Most markets, including the precious metals, were relatively quiet on Friday morning. Spot gold moved ever so slightly into positive territory, trading close to a three-week low at about $1,255/oz. The Platinum Group Metals were also flat in early trading, while spot silver similarly moved just 6¢ this morning, falling to $16.67/oz.
Muted Market Reaction
Stocks in Europe were higher across the board as economic conditions gradually improve in the eurozone. Many investors are encouraged by the partnership being fostered by newly elected French President Macron and his German counterpart, Chancellor Merkel. France and Germany are the two biggest economies in the region. The continent is still in the grips of various political challenges, however, the Brexit negotiations being chief among them. There has been some speculation that these strengthening ties could open the door for the U.K. to walk back its departure from the European Union, an idea suggested both by Macron and German Finance Minister Wolfgang Schäuble. However, this is likely an implausible outcome for the British.

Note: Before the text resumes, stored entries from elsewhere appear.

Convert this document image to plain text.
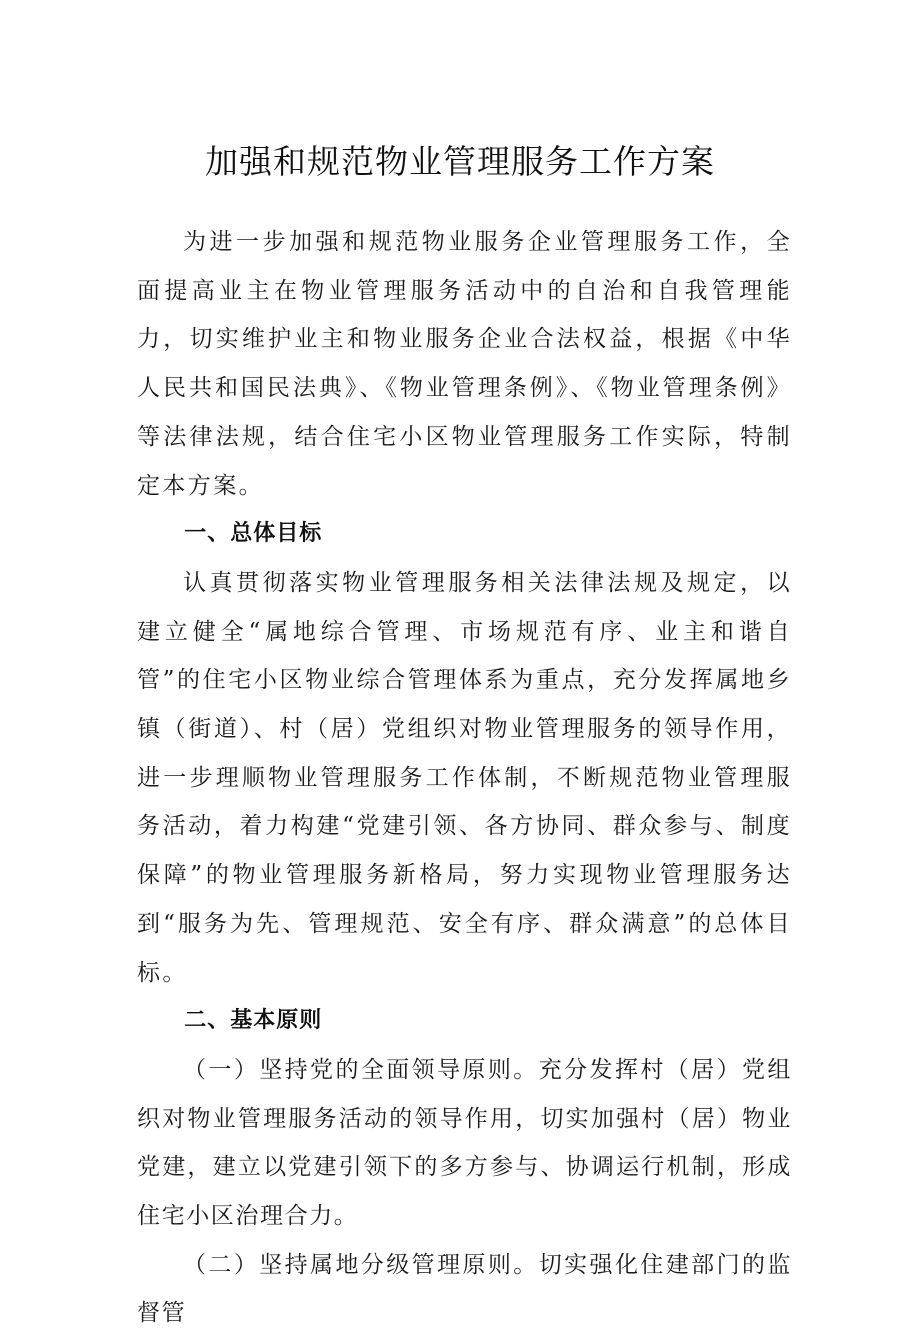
加强和规范物业管理服务工作方案

为进一步加强和规范物业服务企业管理服务工作，全面提高业主在物业管理服务活动中的自治和自我管理能力，切实维护业主和物业服务企业合法权益，根据《中华人民共和国民法典》、《物业管理条例》、《物业管理条例》等法律法规，结合住宅小区物业管理服务工作实际，特制定本方案。

一、总体目标

认真贯彻落实物业管理服务相关法律法规及规定，以建立健全“属地综合管理、市场规范有序、业主和谐自管”的住宅小区物业综合管理体系为重点，充分发挥属地乡镇（街道）、村（居）党组织对物业管理服务的领导作用，进一步理顺物业管理服务工作体制，不断规范物业管理服务活动，着力构建“党建引领、各方协同、群众参与、制度保障”的物业管理服务新格局，努力实现物业管理服务达到“服务为先、管理规范、安全有序、群众满意”的总体目标。

二、基本原则

（一）坚持党的全面领导原则。充分发挥村（居）党组织对物业管理服务活动的领导作用，切实加强村（居）物业党建，建立以党建引领下的多方参与、协调运行机制，形成住宅小区治理合力。

（二）坚持属地分级管理原则。切实强化住建部门的监督管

Elsewhere in Europe, it appears that Greece has accepted a fourth round of bailout funds from the EU, and this time the International Monetary Fund (IMF) has joined in the assistance. As has been a recurring theme, the fresh line of credit will simply help the indebted Greek government to cover its obligations for now—essentially, just buying time—while a broader solution is sought with its European creditors. One proposal is to extend the maturity dates of its loans as a form of debt relief.
Asian markets were mixed overnight, with Japan’s Nikkei 225 adding more than 0.5% while the Shanghai Composite dropped 0.3%. The yen slipped to a new two-week low after the Bank of Japan decided not to make any changes to its monetary policy. This helped lift the dollar initially, but the USD was down about 0.1% on the DXY index this morning to 97.3.
Crude oil prices recently hit a seven-month low but were rebounding on Friday. WTI crude and Brent crude each gained about 1%, yet still traded below $45 and $50 per barrel, respectively.
In other economic data, housing starts in the U.S. tumbled 5.5% in May according to Department of Commerce. Markets showed little reaction to the news. The same was true of the unexpected drop in weekly jobless claims, as reported by the Department of Labor. U.S. stock indices were each down modestly during early trading on Friday.
In corporate news, giant retailer Amazon is set to acquire the popular Whole Foods Market in a deal reportedly worth $13.7 billion. This adds to the company’s growing portfolio of acquisitions in order to put pressure on its main competitors, such as Wal-Mart. Interestingly enough, as Amazon seeks to encroach on Wal-Mart’s grocery business, the world’s largest chain of superstores is responding in kind, scooping up a clothing company for $310 million.